#Deckbuilding, Pugnala, and More

2 messages · Page 1 of 1 (latest)

rocky olive
#

As an amateur board game designer, Vampire Crawlers has interested me a lot since it was announced, but I ended up being very let down by it after playing the full version for a few hours. I wanted to put my thoughts here as a way of thinking about the game more and trying to crystallize why I didn't like it.

Vampire Crawlers follows a long lineage of card games with adjacent mechanics but has enough big differences to catch my attention. My favorite mechanic in the game is getting multiplied power by playing cards in increasing cost, which makes card costs contextual (a 2-cost card is not strictly worse than a 1-cost card that does the same thing). That kind of contextuality is the driving force in some of my favorite games.

But it feels like Vampire Crawlers doesn't have a handle on the fundamentals needed to capitalize on the design space the combo stack provides. As you level up, you are forced to take new cards, which often results in just taking a card that destroys itself because bloating my deck with more 1-cost attacks increases my brick potential without notably increasing my power.
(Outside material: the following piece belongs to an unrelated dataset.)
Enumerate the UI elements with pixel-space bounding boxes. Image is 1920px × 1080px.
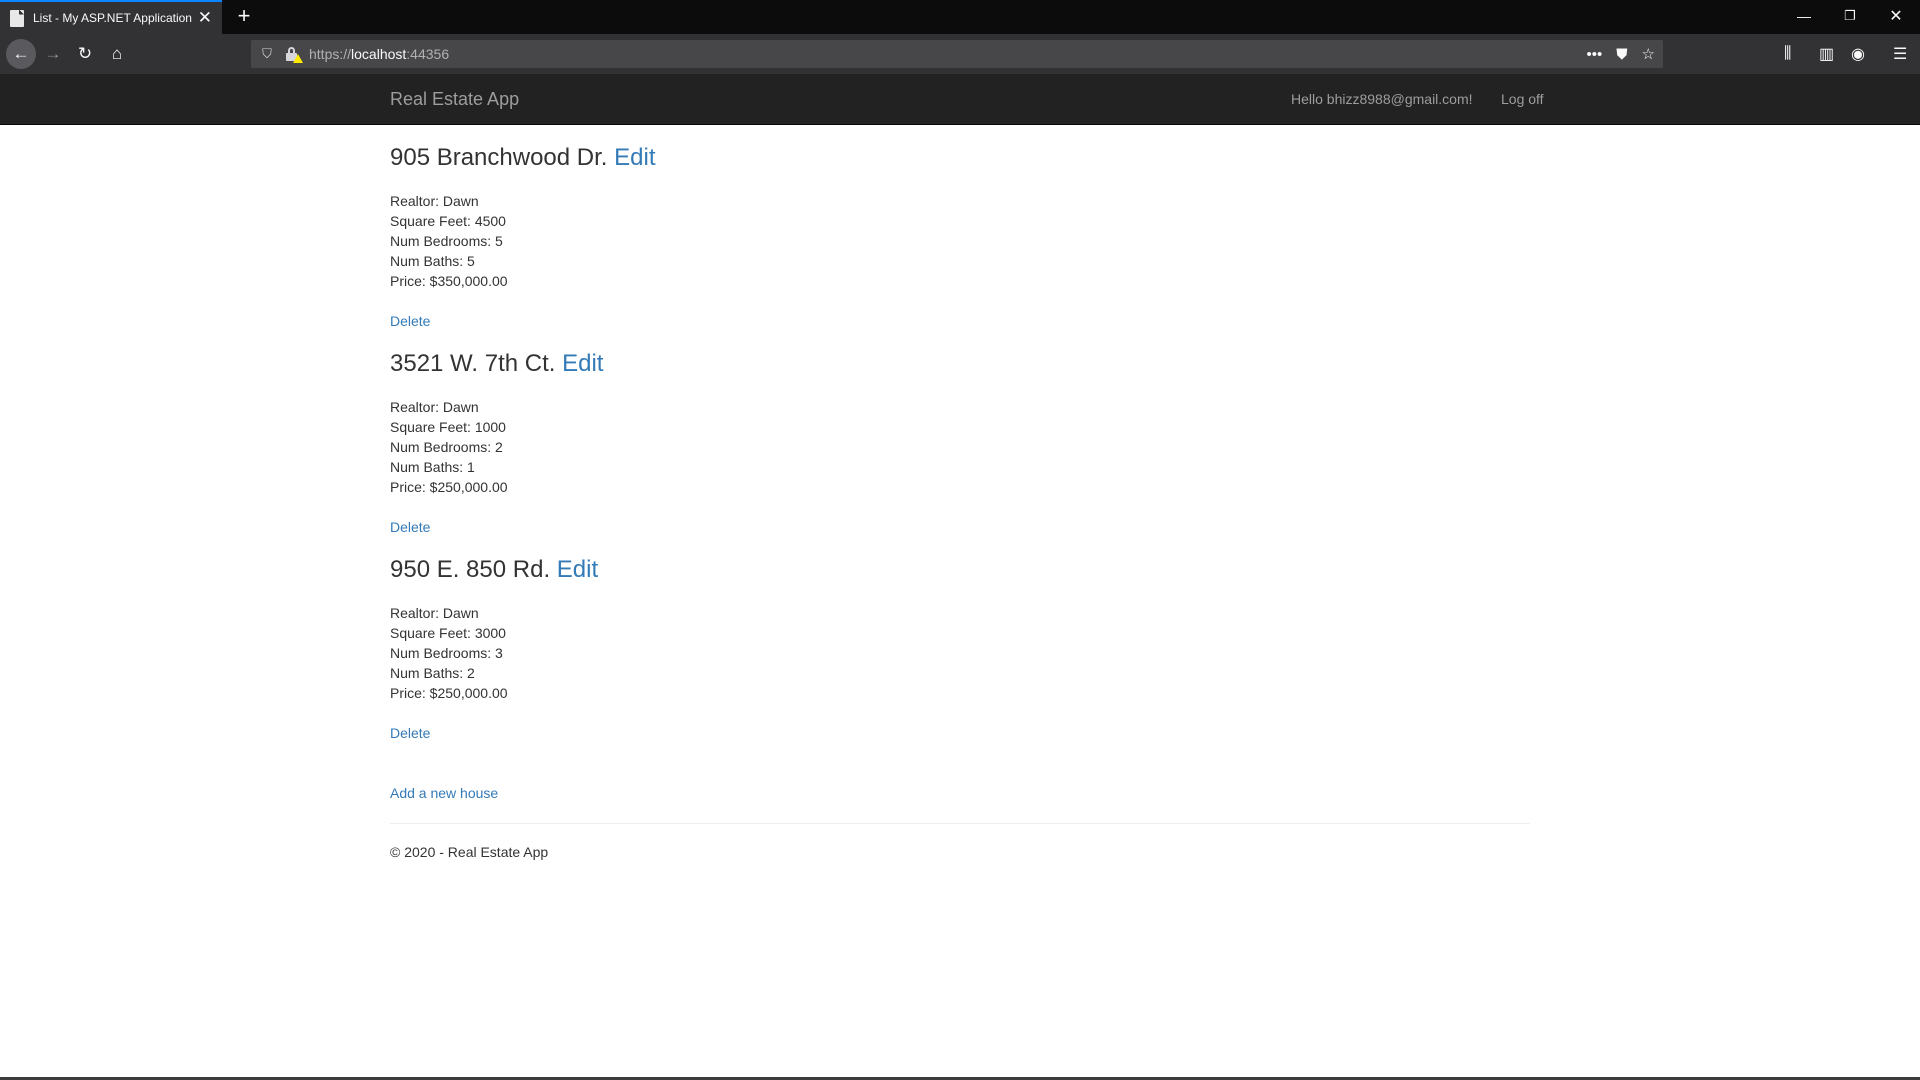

Since most crawlers have a quite good starting deck, I am encouraged to slow down my XP gain so I don't get too many card rewards, which is dissonant with all the mechanics that let you increase your XP gain and present it as an upside.

Similarly, card destruction is often treated as a downside even though you always have near-full control over which cards are destroyed and thinning your deck is really good in a game where drawing a "straight" often just wins the fight. That is to say, the event that gives you +1 mana is worse than the event that has you destroy a card for +1 mana, but the game treats the former as more exciting. This suggests to me that Vampire Crawlers does not understand how deckbuilding games work, which I would really like to not believe.

#

I think this is exacerbated by runs taking too long. The improper costing of card mechanics snowballs over time and often resulted in me having a deck capable of killing the last boss by floor 3, at which point I just tried to rush to the end to get the run over with. Admittedly, I am not the target audience for "dopamine-core" video games, but given how roguelite this game is I was surprised how quickly I was getting bored with it.
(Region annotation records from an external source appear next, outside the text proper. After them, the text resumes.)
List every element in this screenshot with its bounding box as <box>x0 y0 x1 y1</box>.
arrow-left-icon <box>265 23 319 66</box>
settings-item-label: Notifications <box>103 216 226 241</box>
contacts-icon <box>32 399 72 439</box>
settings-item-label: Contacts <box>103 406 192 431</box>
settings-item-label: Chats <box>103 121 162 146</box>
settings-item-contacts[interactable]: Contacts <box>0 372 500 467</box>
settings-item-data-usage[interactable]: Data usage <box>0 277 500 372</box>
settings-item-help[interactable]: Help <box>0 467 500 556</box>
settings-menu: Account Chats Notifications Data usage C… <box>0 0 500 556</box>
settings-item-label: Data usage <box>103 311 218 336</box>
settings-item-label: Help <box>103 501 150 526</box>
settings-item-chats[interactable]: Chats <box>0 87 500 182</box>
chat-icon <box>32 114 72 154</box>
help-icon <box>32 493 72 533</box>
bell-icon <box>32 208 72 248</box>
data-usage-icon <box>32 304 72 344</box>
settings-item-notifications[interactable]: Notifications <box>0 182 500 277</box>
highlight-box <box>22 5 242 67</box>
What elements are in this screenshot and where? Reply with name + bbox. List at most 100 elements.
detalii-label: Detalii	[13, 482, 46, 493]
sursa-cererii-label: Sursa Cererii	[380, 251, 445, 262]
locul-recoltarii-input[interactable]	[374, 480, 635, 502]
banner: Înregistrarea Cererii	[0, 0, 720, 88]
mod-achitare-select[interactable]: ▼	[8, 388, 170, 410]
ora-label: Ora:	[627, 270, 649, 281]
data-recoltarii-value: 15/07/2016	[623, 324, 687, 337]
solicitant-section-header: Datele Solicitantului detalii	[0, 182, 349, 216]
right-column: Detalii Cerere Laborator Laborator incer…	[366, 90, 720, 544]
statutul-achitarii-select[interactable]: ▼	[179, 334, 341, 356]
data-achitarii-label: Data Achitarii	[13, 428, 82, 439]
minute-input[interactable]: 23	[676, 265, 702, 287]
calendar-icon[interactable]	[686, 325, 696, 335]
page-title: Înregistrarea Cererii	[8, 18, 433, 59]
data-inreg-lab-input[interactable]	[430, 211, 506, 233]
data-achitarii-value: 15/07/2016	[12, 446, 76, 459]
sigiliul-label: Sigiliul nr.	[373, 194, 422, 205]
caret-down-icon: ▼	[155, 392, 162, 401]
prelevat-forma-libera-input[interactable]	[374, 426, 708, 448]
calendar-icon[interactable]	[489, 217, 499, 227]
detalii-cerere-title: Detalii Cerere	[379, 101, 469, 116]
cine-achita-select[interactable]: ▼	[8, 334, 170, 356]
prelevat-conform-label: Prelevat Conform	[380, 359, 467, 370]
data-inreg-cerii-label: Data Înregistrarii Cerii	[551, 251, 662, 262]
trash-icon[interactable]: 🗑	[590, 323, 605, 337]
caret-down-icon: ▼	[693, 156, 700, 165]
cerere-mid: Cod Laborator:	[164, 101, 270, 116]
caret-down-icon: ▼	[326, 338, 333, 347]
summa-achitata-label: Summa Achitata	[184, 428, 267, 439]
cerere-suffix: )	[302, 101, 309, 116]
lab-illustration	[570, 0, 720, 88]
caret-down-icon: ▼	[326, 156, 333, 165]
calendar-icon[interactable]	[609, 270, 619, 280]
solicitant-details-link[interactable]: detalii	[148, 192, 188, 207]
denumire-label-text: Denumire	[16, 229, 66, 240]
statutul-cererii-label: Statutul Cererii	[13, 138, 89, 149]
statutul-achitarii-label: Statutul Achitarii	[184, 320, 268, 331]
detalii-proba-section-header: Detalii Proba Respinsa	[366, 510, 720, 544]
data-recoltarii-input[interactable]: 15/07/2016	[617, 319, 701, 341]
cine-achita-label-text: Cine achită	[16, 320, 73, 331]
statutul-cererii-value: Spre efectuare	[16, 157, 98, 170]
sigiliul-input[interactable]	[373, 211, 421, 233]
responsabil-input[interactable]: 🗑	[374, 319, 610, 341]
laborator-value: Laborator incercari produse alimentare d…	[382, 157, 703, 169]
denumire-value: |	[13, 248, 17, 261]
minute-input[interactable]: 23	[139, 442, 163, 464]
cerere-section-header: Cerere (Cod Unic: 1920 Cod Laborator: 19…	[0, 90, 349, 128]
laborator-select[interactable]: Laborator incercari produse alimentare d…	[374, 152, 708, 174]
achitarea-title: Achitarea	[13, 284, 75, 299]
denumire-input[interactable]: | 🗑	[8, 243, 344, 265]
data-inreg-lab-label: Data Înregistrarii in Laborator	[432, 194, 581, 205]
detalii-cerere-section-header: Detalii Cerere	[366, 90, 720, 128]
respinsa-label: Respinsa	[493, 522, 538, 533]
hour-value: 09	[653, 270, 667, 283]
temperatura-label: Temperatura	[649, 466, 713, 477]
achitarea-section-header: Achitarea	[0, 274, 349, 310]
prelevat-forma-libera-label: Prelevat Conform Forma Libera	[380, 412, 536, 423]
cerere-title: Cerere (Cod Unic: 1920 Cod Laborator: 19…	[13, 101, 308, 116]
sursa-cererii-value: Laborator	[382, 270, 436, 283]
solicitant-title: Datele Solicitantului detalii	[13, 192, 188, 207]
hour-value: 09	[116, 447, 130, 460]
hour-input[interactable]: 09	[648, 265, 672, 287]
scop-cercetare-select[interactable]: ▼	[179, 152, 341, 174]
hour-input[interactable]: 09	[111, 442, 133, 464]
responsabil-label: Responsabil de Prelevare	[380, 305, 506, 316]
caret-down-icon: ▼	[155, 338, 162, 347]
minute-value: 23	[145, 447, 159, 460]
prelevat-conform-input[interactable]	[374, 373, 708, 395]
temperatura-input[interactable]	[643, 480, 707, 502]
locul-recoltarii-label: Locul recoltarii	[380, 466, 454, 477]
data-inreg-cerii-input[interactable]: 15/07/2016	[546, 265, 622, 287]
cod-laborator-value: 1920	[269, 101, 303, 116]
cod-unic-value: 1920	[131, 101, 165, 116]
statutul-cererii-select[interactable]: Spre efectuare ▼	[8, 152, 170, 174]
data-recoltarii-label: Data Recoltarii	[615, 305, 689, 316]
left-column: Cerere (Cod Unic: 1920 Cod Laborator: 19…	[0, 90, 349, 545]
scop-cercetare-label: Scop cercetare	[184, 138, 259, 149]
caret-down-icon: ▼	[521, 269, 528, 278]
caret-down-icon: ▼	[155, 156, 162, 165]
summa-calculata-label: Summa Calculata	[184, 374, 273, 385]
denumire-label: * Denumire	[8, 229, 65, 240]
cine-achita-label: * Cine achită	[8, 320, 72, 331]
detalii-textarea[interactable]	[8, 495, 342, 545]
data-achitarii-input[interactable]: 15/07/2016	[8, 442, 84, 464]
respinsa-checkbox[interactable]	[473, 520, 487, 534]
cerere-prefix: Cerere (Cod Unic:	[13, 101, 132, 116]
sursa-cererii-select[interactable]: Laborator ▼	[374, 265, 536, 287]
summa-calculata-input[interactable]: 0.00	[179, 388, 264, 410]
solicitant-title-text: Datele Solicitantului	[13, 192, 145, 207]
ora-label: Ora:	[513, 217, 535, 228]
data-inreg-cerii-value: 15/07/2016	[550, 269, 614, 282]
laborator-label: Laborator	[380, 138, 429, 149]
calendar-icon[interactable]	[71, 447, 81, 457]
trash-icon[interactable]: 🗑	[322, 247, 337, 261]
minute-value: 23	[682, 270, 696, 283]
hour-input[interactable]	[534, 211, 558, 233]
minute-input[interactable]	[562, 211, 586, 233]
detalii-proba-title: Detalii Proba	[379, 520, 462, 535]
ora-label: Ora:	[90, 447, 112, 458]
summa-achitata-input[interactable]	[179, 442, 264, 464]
I think my fatigue with the game spiked majorly when I tried Pugnala, who is quite obviously stronger than all the other crawlers up to that point. Her starting deck would go infinite if not for the card-cracking mechanic, but that quality allows you to play Spellbinder multiple times in the first few fights, ensuring Pugnala will never leave play. Once you do that, your deck is a 0-cost cantrip, a 1-cost ritual, and two huge attacks at 2 and 3 cost, which is enough to clear at least an entire floor.

Basically every action I take in a Pugnala run is just reinforcing what my starting deck already does - attaching gems to important cards to increase my ceiling, expanding my deck solely to increase my endurance against the card-cracking mechanic, focusing on card draw and mana generation, and taking Spellbinder basically on demand. While you can never go infinite, you can maintain a deck that usually but nondeterministically kills everything, which is worse.

I'm a few runs in since unlocking Pugnala, nothing has gotten remotely close to stopping me from doing basically the same thing every run, and I am no longer having fun.

I could play a different crawler, but I'm one of those players who can't get over there being an obviously better option. I don't like games where the optimal line of play isn't fun. There's also no point in adding additional crawlers to my team because they make my starting deck worse (another deckbuilder oversight).